Capítulo 6
Desesperación
El
sonido del violín se escucha muy cerca de mi remolque su sonido alcanza a tocar
mi alma, notas llenas de armonía, al asomarme por la ventana me percate que afuera
se volvían a formar una fila para poder adquirir alimentos, lo que me hizo
suponer que el hermano malvado estaba a cargo del circo.
Terminada
la comida se escuchó un gran trueno en el cielo las nubes de color gris
pintaban el firmamento, todo indicaba que se acercaba una gran tormenta, el
viento fuerte parecía que quería arrancar los árboles, todos alrededor corrían
para ocultarse de la lluvia y los relámpagos que se aproximaban en cuestión de
minutos las gotas tocaban con mucha fuerza mi remolque todos corrían para
resguardar a los animales mientras uno de los domadores corría a resguardarse
el, los animales corrían como locos de un lado a otro dentro de sus jaulas,
todos hacíamos lo posible para que estuvieran a salvo de esa lluvia mortal
dentro de del circo, se escuchaban comentarios como “no creo que resista la
carpa, este viento fuerte la puede derrumbar”.
La
tormenta seguía golpeando con fuerza, y dentro los integrantes formaban grupos,
algunos jugaban cartas mientras fumaban, otros solo platicaban yo era el único que
no tenía compañía, no estaba integrado a ningún grupo, recordando aquella ves
en esa casa abandonada donde yo era el único que permanecía en sombras mientras
los demás tenían el calor del fuego.
Se
cancelaba las funciones de ese día, escuche un comentario acerca de que el
circo tenía que partir ya que no tenía las mismas ganancias o que necesitaba
nuevas atracciones, otros decían que eso era imposible ya que mover todo ese espectáculo
sería algo imposible con los únicos remolques que se tenían, yo solo observaba
entre las sombras al mismo tiempo que pensaba en mi ángel de luz, era temporada
de lluvias y no sabía si la podría ver.
Muy
a lo lejos se escucha el sonido de un disparo, todos nos estremecemos, lo
primero que se me viene a la cabeza es si alguien disparo a mi ángel de luz, si
alguien la intenta atrapar, un cazador furtivo intenta arrebatarme mi felicidad,
se escucha el segundo disparo, el cielo se parte por un rayo y después viene
ese trueno que nos pone los cabellos de punta, el tercer disparo se escucha un
poco más cerca y después una voz que gritaba con rabia ¡donde se te ocurra
venir de nuevo maldito lobo, esta vez sí que no fallare!

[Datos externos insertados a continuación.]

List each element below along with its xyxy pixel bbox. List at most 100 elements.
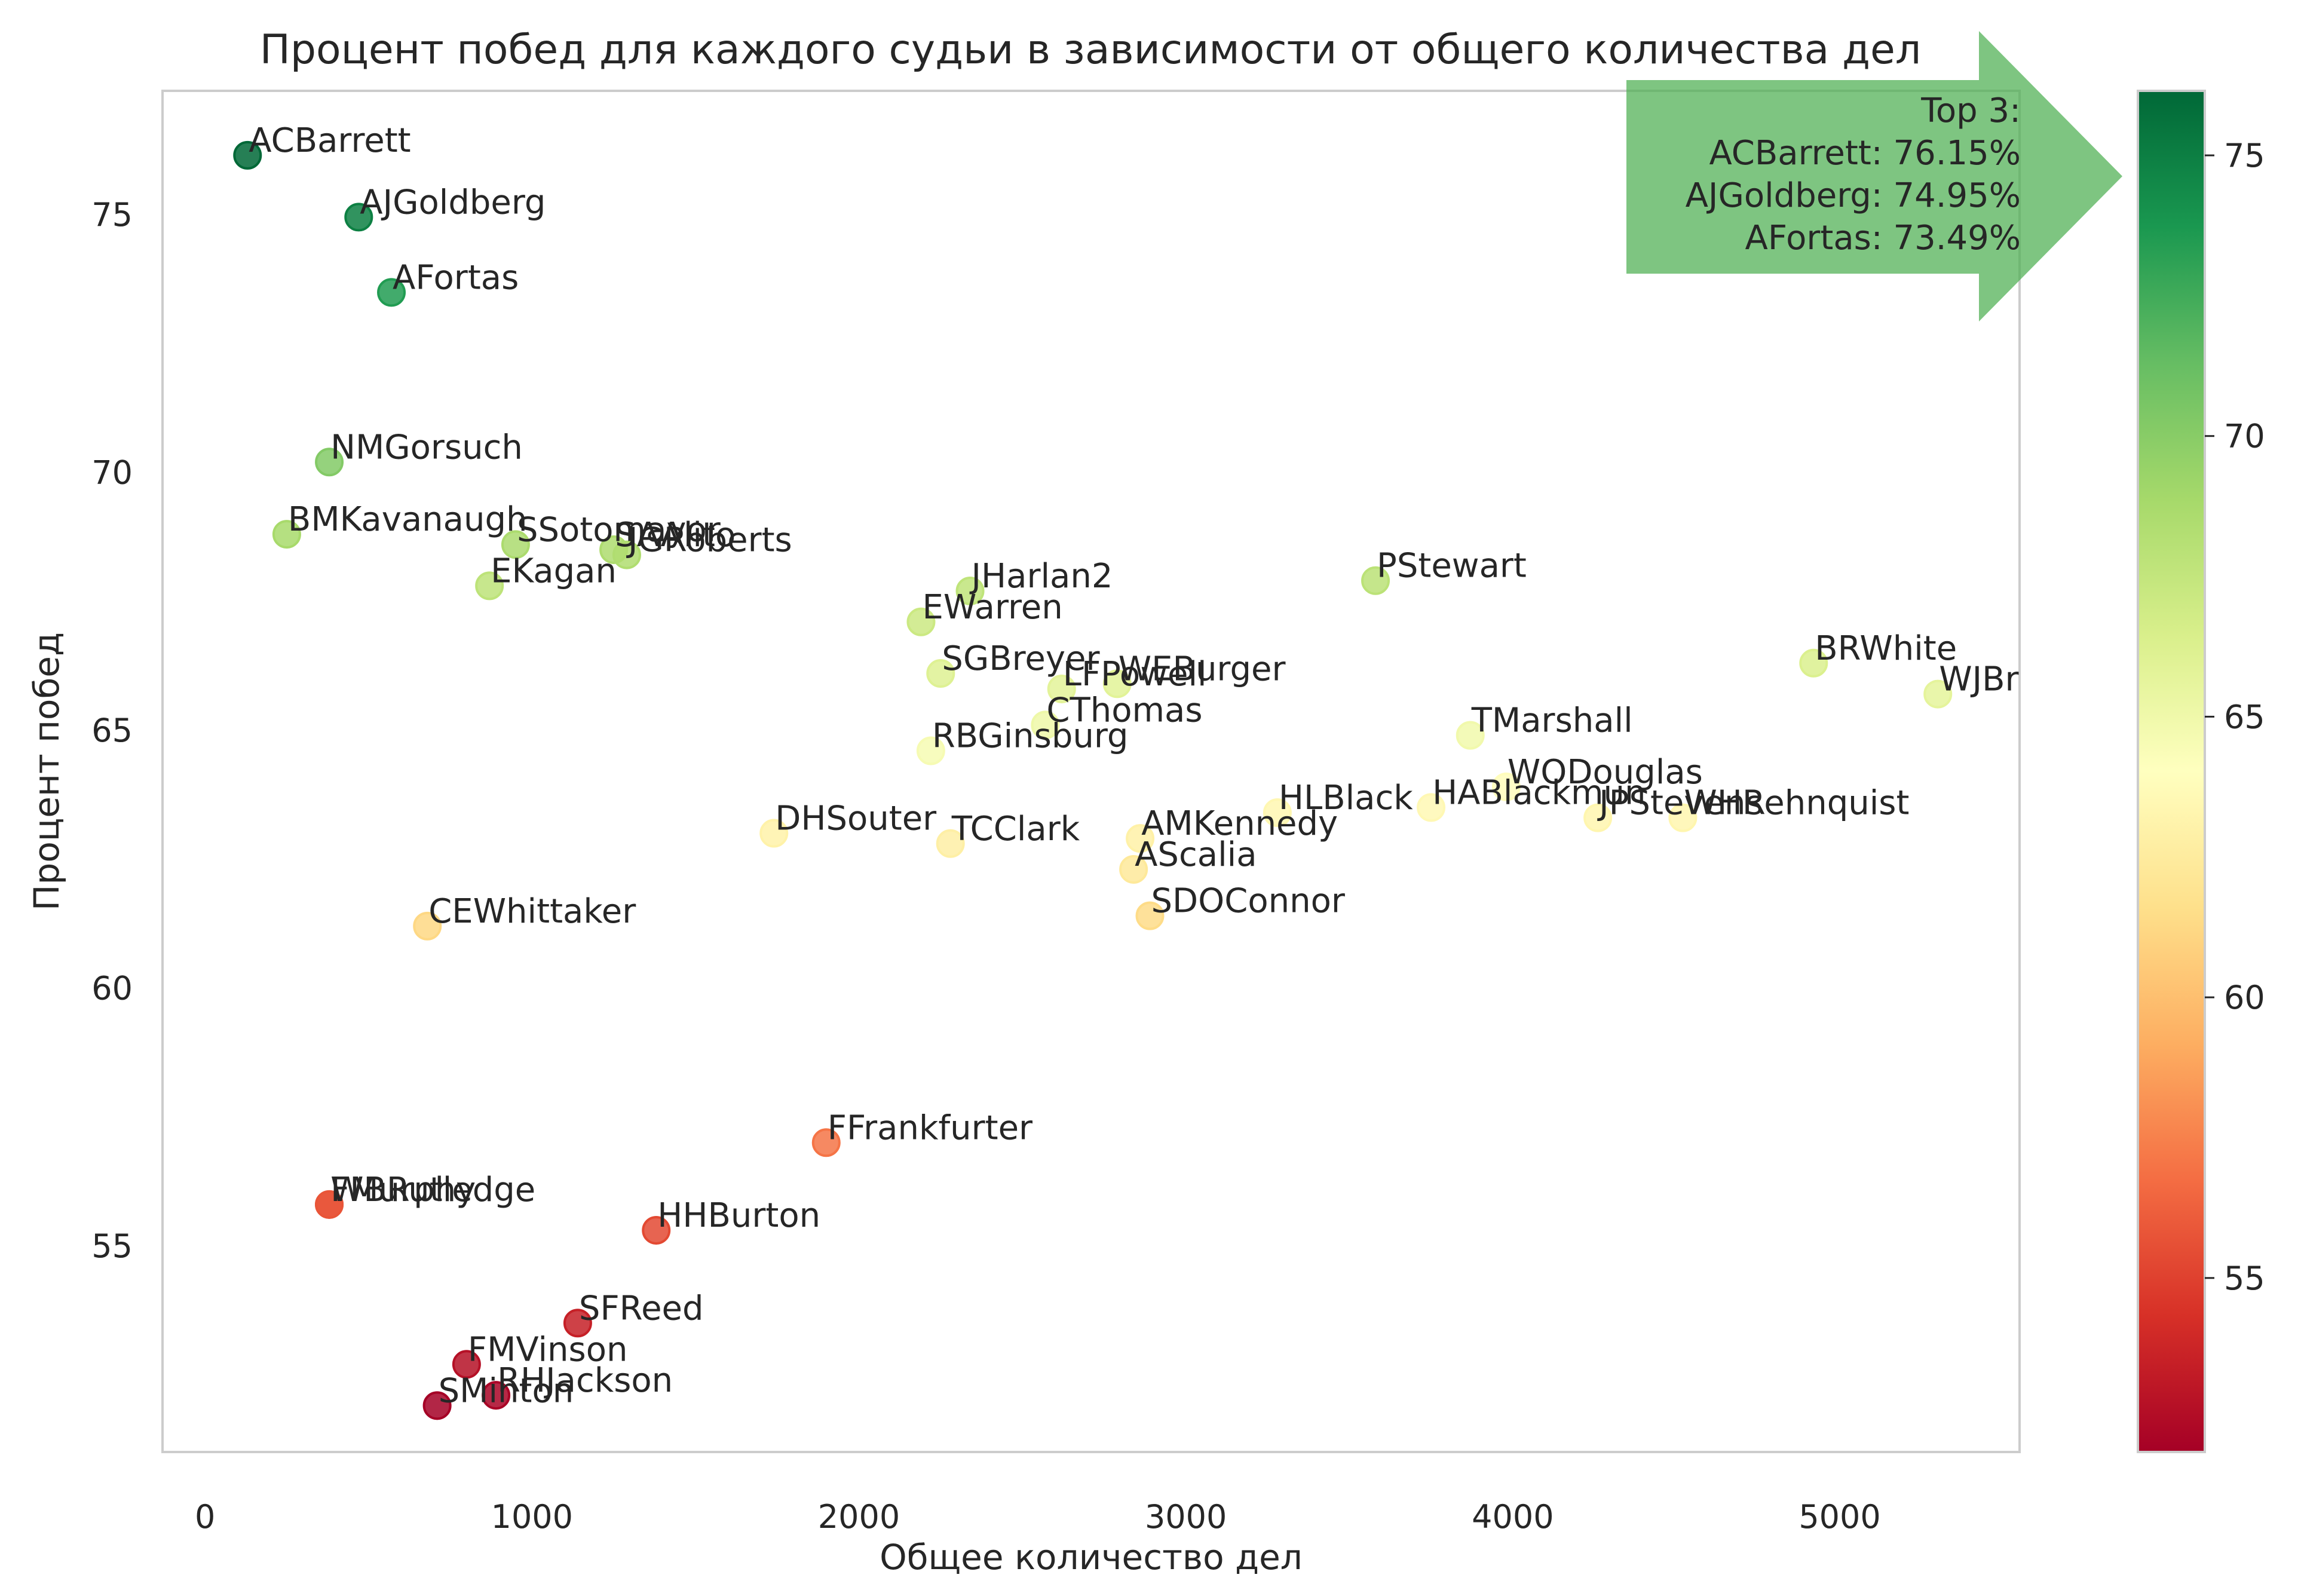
data-point-label: AScalia — [1135, 835, 1257, 874]
data-point — [315, 1190, 344, 1219]
data-point — [563, 1309, 592, 1338]
data-point — [926, 659, 955, 688]
data-point-label: AJGoldberg — [360, 183, 546, 222]
data-point-label: CThomas — [1046, 691, 1202, 730]
data-point-label: WJBrennan — [1939, 660, 2122, 699]
data-point-label: WEBurger — [1119, 650, 1286, 688]
data-point — [501, 530, 530, 559]
data-point-label: DHSouter — [775, 799, 937, 838]
chart-title: Процент побед для каждого судьи в зависи… — [260, 26, 1922, 73]
data-point — [1135, 901, 1165, 930]
data-point — [936, 829, 965, 858]
data-point-label: JHarlan2 — [970, 557, 1113, 596]
colorbar: 55 60 65 70 75 — [2137, 90, 2265, 1453]
y-tick-label: 75 — [91, 196, 133, 234]
colorbar-tick-label: 60 — [2224, 979, 2265, 1016]
data-point-label: FFrankfurter — [828, 1108, 1033, 1147]
plot-area — [161, 90, 2021, 1453]
x-tick-label: 0 — [195, 1498, 215, 1536]
data-point — [233, 140, 262, 170]
data-point — [272, 520, 301, 549]
data-point-label: SMinton — [439, 1371, 574, 1410]
y-tick-label: 65 — [91, 712, 133, 749]
data-point — [642, 1215, 671, 1245]
data-point-label: SDOConnor — [1151, 882, 1345, 921]
data-point-label: AMKennedy — [1141, 804, 1338, 843]
data-point — [759, 819, 789, 848]
data-point — [906, 607, 936, 636]
data-point-label: ACBarrett — [249, 121, 410, 160]
y-tick-label: 55 — [91, 1227, 133, 1265]
top3-line-1: ACBarrett: 76.15% — [1709, 134, 2021, 173]
data-point — [1583, 803, 1613, 832]
data-point-label: LFPowell — [1063, 655, 1207, 694]
data-point — [916, 736, 945, 765]
data-point-label: JGRoberts — [626, 521, 792, 560]
data-point-label: SFReed — [579, 1289, 704, 1328]
point-labels: ACBarrett AJGoldberg AFortas NMGorsuch BMKav… — [249, 121, 2122, 1410]
scatter-points — [233, 140, 1953, 1420]
data-point — [1668, 803, 1698, 832]
data-point-label: HABlackmun — [1432, 773, 1646, 812]
data-point-label: BRWhite — [1815, 629, 1957, 668]
data-point — [1923, 679, 1953, 709]
data-point — [422, 1391, 452, 1420]
colorbar-tick-label: 55 — [2224, 1260, 2265, 1297]
top3-line-3: AFortas: 73.49% — [1745, 219, 2021, 258]
data-point — [482, 1381, 511, 1410]
data-point — [1102, 669, 1132, 699]
data-point-label: WBRutledge — [330, 1171, 535, 1209]
data-point-label: AFortas — [393, 258, 519, 297]
y-tick-label: 70 — [91, 454, 133, 492]
data-point-label: RHJackson — [497, 1361, 673, 1400]
data-point-label: EWarren — [922, 588, 1062, 627]
top3-annotation: Top 3: ACBarrett: 76.15% AJGoldberg: 74.… — [1626, 31, 2122, 321]
x-axis-label: Общее количество дел — [880, 1537, 1303, 1577]
data-point — [413, 911, 442, 941]
data-point-label: JPStevens — [1597, 784, 1763, 823]
colorbar-tick-label: 65 — [2224, 698, 2265, 736]
colorbar-tick-label: 75 — [2224, 137, 2265, 174]
data-point-label: SGBreyer — [942, 639, 1100, 678]
data-point-label: FMVinson — [468, 1330, 628, 1369]
colorbar-gradient — [2137, 90, 2206, 1453]
data-point-label: SAAlito — [615, 516, 736, 555]
x-tick-label: 5000 — [1798, 1498, 1880, 1536]
data-point-label: CEWhittaker — [428, 892, 636, 931]
y-tick-label: 60 — [91, 969, 133, 1007]
y-tick-labels: 55 60 65 70 75 — [91, 196, 133, 1265]
data-point-label: TMarshall — [1471, 701, 1633, 740]
x-tick-label: 3000 — [1145, 1498, 1227, 1536]
data-point — [452, 1350, 481, 1379]
colorbar-tick-label: 70 — [2224, 418, 2265, 455]
data-point-label: SSotomayor — [517, 510, 721, 549]
data-point-label: WHRehnquist — [1684, 784, 1909, 823]
data-point-label: PStewart — [1377, 547, 1527, 586]
data-point — [1126, 824, 1155, 853]
x-tick-label: 4000 — [1472, 1498, 1554, 1536]
data-point-label: HHBurton — [657, 1196, 820, 1235]
data-point — [1417, 793, 1446, 822]
data-point — [1491, 772, 1521, 801]
data-point — [1119, 854, 1148, 884]
data-point — [377, 278, 406, 307]
top3-heading: Top 3: — [1920, 91, 2021, 130]
data-point — [612, 540, 641, 569]
colorbar-tick-labels: 55 60 65 70 75 — [2205, 137, 2265, 1297]
x-tick-labels: 0 1000 2000 3000 4000 5000 — [195, 1498, 1881, 1536]
data-point-label: EKagan — [491, 552, 617, 590]
x-tick-label: 1000 — [491, 1498, 573, 1536]
data-point — [475, 571, 504, 601]
data-point — [1361, 566, 1390, 595]
data-point — [1031, 710, 1060, 740]
data-point — [1456, 721, 1485, 750]
data-point-label: RBGinsburg — [932, 716, 1129, 755]
data-point — [955, 576, 985, 605]
data-point-label: NMGorsuch — [330, 428, 523, 467]
data-point — [315, 448, 344, 477]
data-point-label: HLBlack — [1279, 779, 1413, 817]
data-point-label: TCClark — [951, 810, 1080, 848]
data-point — [1047, 674, 1076, 703]
top3-line-2: AJGoldberg: 74.95% — [1686, 176, 2021, 215]
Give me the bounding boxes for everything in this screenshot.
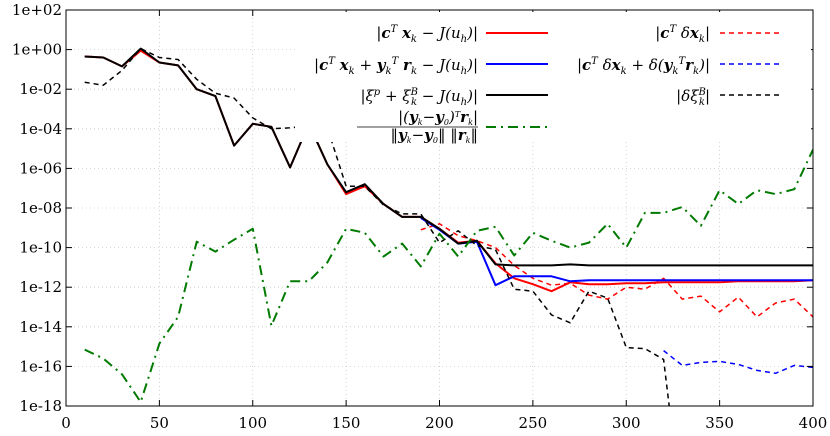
y-tick-label: 1e+02	[12, 1, 62, 19]
legend-entry-green-dashdot: |(yk−y0)Trk| ‖yk−y0‖ ‖rk‖	[357, 108, 548, 145]
series-blue-dashed	[663, 350, 813, 375]
y-tick-label: 1e-04	[19, 120, 62, 138]
y-tick-label: 1e-16	[19, 357, 62, 375]
grid	[66, 10, 813, 406]
x-tick-label: 150	[332, 414, 361, 432]
tick-labels: 0 50 100 150 200 250 300 350 400 1e+02 1e+00 1e-02 1…	[12, 1, 827, 432]
y-tick-label: 1e-12	[19, 278, 62, 296]
y-tick-label: 1e+00	[12, 41, 62, 59]
legend-entry-blue-dashed: |cT δxk + δ(ykTrk)|	[577, 56, 782, 77]
x-tick-label: 200	[425, 414, 454, 432]
svg-text:|cT xk + ykT rk − J(uh)|: |cT xk + ykT rk − J(uh)|	[314, 56, 478, 77]
legend-entry-blue-solid: |cT xk + ykT rk − J(uh)|	[314, 56, 548, 77]
legend-entry-black-solid: |ξp + ξB k − J(uh)|	[360, 87, 548, 108]
series-red-dashed	[420, 223, 813, 318]
x-tick-label: 250	[519, 414, 548, 432]
x-tick-label: 350	[705, 414, 734, 432]
svg-text:‖yk−y0‖ ‖rk‖: ‖yk−y0‖ ‖rk‖	[390, 126, 478, 145]
legend-entry-black-dashed: |δξB k|	[676, 87, 782, 108]
x-tick-label: 300	[612, 414, 641, 432]
x-tick-label: 50	[150, 414, 169, 432]
y-tick-label: 1e-02	[19, 80, 62, 98]
series-black-dashed	[84, 47, 670, 406]
y-tick-label: 1e-14	[19, 318, 62, 336]
legend-entry-red-dashed: |cT δxk|	[655, 24, 782, 45]
legend-entry-red-solid: |cT xk − J(uh)|	[376, 24, 548, 45]
x-tick-label: 400	[799, 414, 828, 432]
series-layer	[84, 47, 813, 406]
series-blue-solid	[420, 217, 813, 287]
svg-text:|ξp + ξBk − J(uh)|: |ξp + ξB k − J(uh)|	[360, 87, 478, 108]
y-tick-label: 1e-08	[19, 199, 62, 217]
svg-text:|cT δxk|: |cT δxk|	[655, 24, 710, 45]
y-tick-label: 1e-10	[19, 239, 62, 257]
svg-text:|cT δxk + δ(ykTrk)|: |cT δxk + δ(ykTrk)|	[577, 56, 710, 77]
legend: |cT xk − J(uh)| |cT xk + ykT rk − J(uh)|…	[295, 12, 811, 145]
svg-text:|(yk−y0)Trk|: |(yk−y0)Trk|	[398, 108, 478, 127]
y-tick-label: 1e-18	[19, 397, 62, 415]
y-tick-label: 1e-06	[19, 159, 62, 177]
series-green-dashdot	[84, 149, 813, 403]
x-tick-label: 100	[238, 414, 267, 432]
x-tick-label: 0	[61, 414, 71, 432]
svg-text:|cT xk − J(uh)|: |cT xk − J(uh)|	[376, 24, 478, 45]
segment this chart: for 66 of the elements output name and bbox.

Todo quedo en silencio
otra vez, cada minuto se me hacía eterno hasta que por fin dejo de llover por
un momento, cada quien se dirigió a su respectivo remolque para descansar y
seguir cubriéndose de la lluvia que se aproximaba de nuevo.
Fui
el último en salir y mi remolque era el más lejano, al correr resbale con el
lodo, por suerte nadie me vio, pero hice demasiado esfuerzo ayudando a
resguardar a los animales que me quede sin fuerza y sentía como mi corazón se
aceleraba y me costaba trabajo respirar, mis manos no dejaban de temblar tirado
en el suelo y empapado, cuando una mano me ayudo a ponerme en pie, su suave
piel tocando mis manos rasposas provoco me pusiera nervios, se trataba de mi ángel
de luz radiante, la lluvia seguía con su ritmo constante, era una gran
tormenta, y aun así parecía que el agua no tocaba aquel ser.